For the 2nd run, I suggest a bit lighter yet, 1 oz, also testing at 4 weeks. It's lighter bodied and won't need as much. A lot of this will depend on how full bodied your 2nd run is in comparison to the 1st.

Taste them both together at the 4 week mark, and if you have top up for both, taste those along side. Having a control sample should help you better decide if either wine has enough oak.
 
@BernardSmith, I'm going to toss out an other option. Last night we opened bottles of last year's 2nd run -- hard pressed with no oak and medium pressed with barrel/cubes (as described above).

The wines are totally different -- the unoaked is very fruity, most would call it sweet, although the SG says it's certainly not. My son called it party wine, but nothing he'd drink with beef. The oaked wine, while light bodied, is beef wine, having a nicely oaked spicy finish. [Last month I thought it was over oaked, but it's mellowing very nicely.)
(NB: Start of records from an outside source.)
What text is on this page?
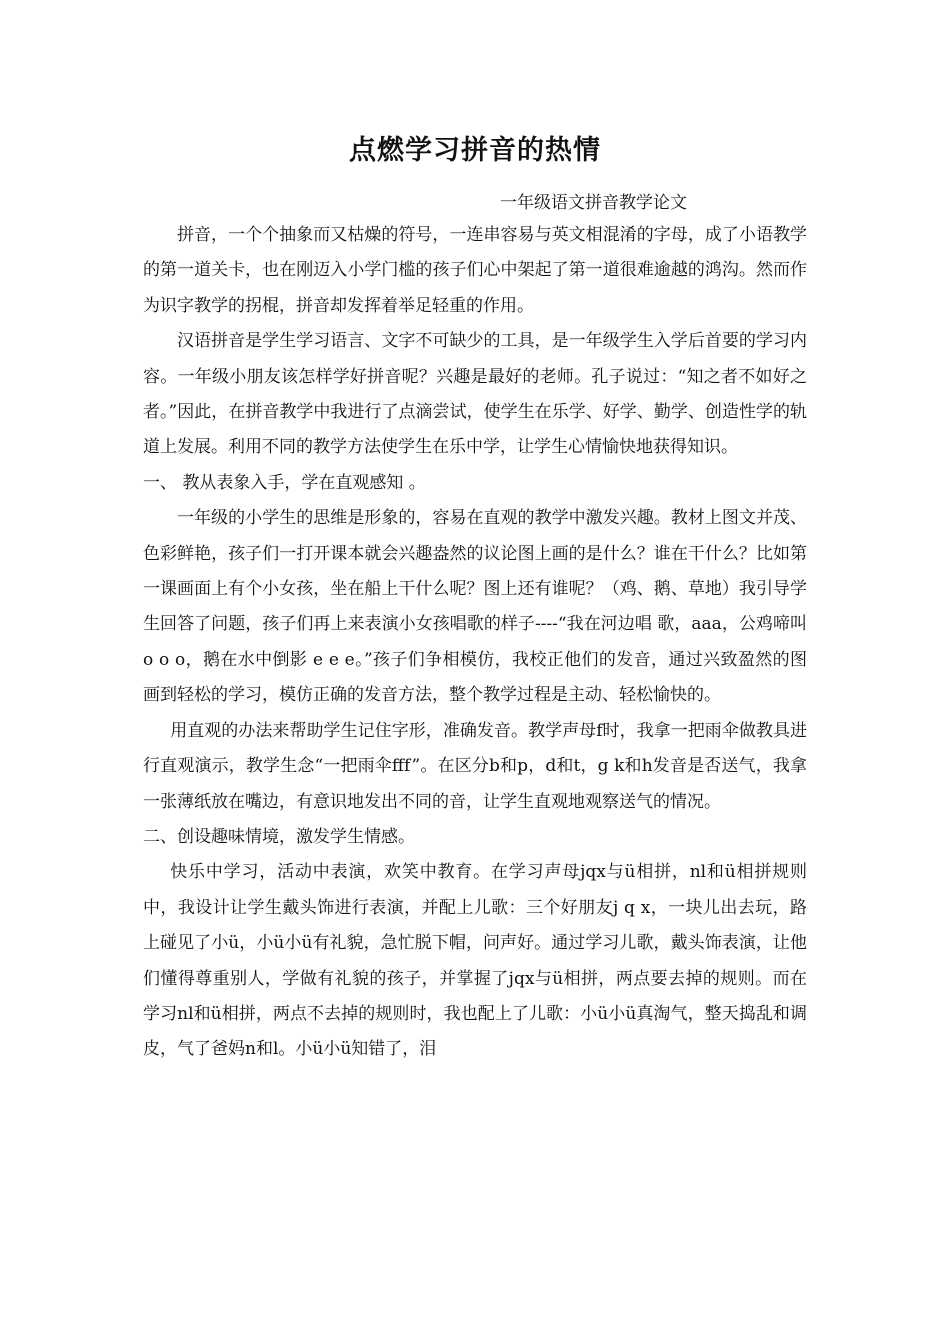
点燃学习拼音的热情
一年级语文拼音教学论文

拼音，一个个抽象而又枯燥的符号，一连串容易与英文相混淆的字母，成了小语教学的第一道关卡，也在刚迈入小学门槛的孩子们心中架起了第一道很难逾越的鸿沟。然而作为识字教学的拐棍，拼音却发挥着举足轻重的作用。

汉语拼音是学生学习语言、文字不可缺少的工具，是一年级学生入学后首要的学习内容。一年级小朋友该怎样学好拼音呢？兴趣是最好的老师。孔子说过：“知之者不如好之者。”因此，在拼音教学中我进行了点滴尝试，使学生在乐学、好学、勤学、创造性学的轨道上发展。利用不同的教学方法使学生在乐中学，让学生心情愉快地获得知识。

一、 教从表象入手，学在直观感知 。

一年级的小学生的思维是形象的，容易在直观的教学中激发兴趣。教材上图文并茂、色彩鲜艳，孩子们一打开课本就会兴趣盎然的议论图上画的是什么？谁在干什么？比如第一课画面上有个小女孩，坐在船上干什么呢？图上还有谁呢？（鸡、鹅、草地）我引导学生回答了问题，孩子们再上来表演小女孩唱歌的样子----“我在河边唱 歌，aaa，公鸡啼叫 o o o，鹅在水中倒影 e e e。”孩子们争相模仿，我校正他们的发音，通过兴致盈然的图画到轻松的学习，模仿正确的发音方法，整个教学过程是主动、轻松愉快的。

用直观的办法来帮助学生记住字形，准确发音。教学声母f时，我拿一把雨伞做教具进行直观演示，教学生念“一把雨伞fff”。在区分b和p，d和t，g k和h发音是否送气，我拿一张薄纸放在嘴边，有意识地发出不同的音，让学生直观地观察送气的情况。

二、创设趣味情境，激发学生情感。

快乐中学习，活动中表演，欢笑中教育。在学习声母jqx与ü相拼，nl和ü相拼规则中，我设计让学生戴头饰进行表演，并配上儿歌：三个好朋友j q x，一块儿出去玩，路上碰见了小ü，小ü小ü有礼貌，急忙脱下帽，问声好。通过学习儿歌，戴头饰表演，让他们懂得尊重别人，学做有礼貌的孩子，并掌握了jqx与ü相拼，两点要去掉的规则。而在学习nl和ü相拼，两点不去掉的规则时，我也配上了儿歌：小ü小ü真淘气，整天捣乱和调皮，气了爸妈n和l。小ü小ü知错了，泪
Depending on what you want to produce and who your drinking audience is, you could not oak your second run.

This year's 2nd run is 4 carboys -- I'm going to oak 3 with American, French, and Hungarian oakstix (respectively), and the 4th will remain unoaked. Yes, yet another one of my experiments .....
 
I very much appreciate your post. As it happens we are all vegetarians in mu household and many of my friends are too so looking for a beef friendly wine is not an issue but the idea of not oaking or only minimally oaking the second run is really interesting. I think what I may do is taste the second runnings after two weeks of oaking and decide then whether to continue or rack the wine off the oak. The thing is that I was able to only hand press the wines so the tannic quality may be less pronounced than one might expect ... in which case oaking my be more desirable than not
 
I've done hand pressing -- it works, but leaves a lot behind. Last year I purchased a used #40 press through Facebook Marketplace, and I'm happy that I did. If you continue to make red wines, it's worth the investment, but be cautious as a lot of the presses available are smaller than you may realize.

I did a "medium" press on 16 lugs of grapes, producing 40 gallons of raw wine. I added 15 gallons of water to produce the 2nd run, and I hard pressed that when it was done, producing 20 gallons of wine. It's kind of surprising that 5 gallons of wine was left in the pomace after the 1st pressing.

My press retails for $680 USD, although used I paid half that AND got 25 and 54 liter demijohns, plus some capsules, an unopened package of 72 corks, a double-lever corker that looked like it was made in the 1500's, plus a few other toys. Yeah, I got a screaming deal! Anyone needing new toys should start looking now, as used wine making equipment isn't all that common unless on a dedicated board.

MoreWine has a large selection of presses -- read the details for capacity. I'd love a bladder press, but at this time the price is a bit too rich for my blood.
 
All great advice and suggestions but this was my first 72 pounds of grapes and to spend a few hundred dollars on a press is a luxury that I am not certain I can consider at this time but it is certainly something I will continue to consider.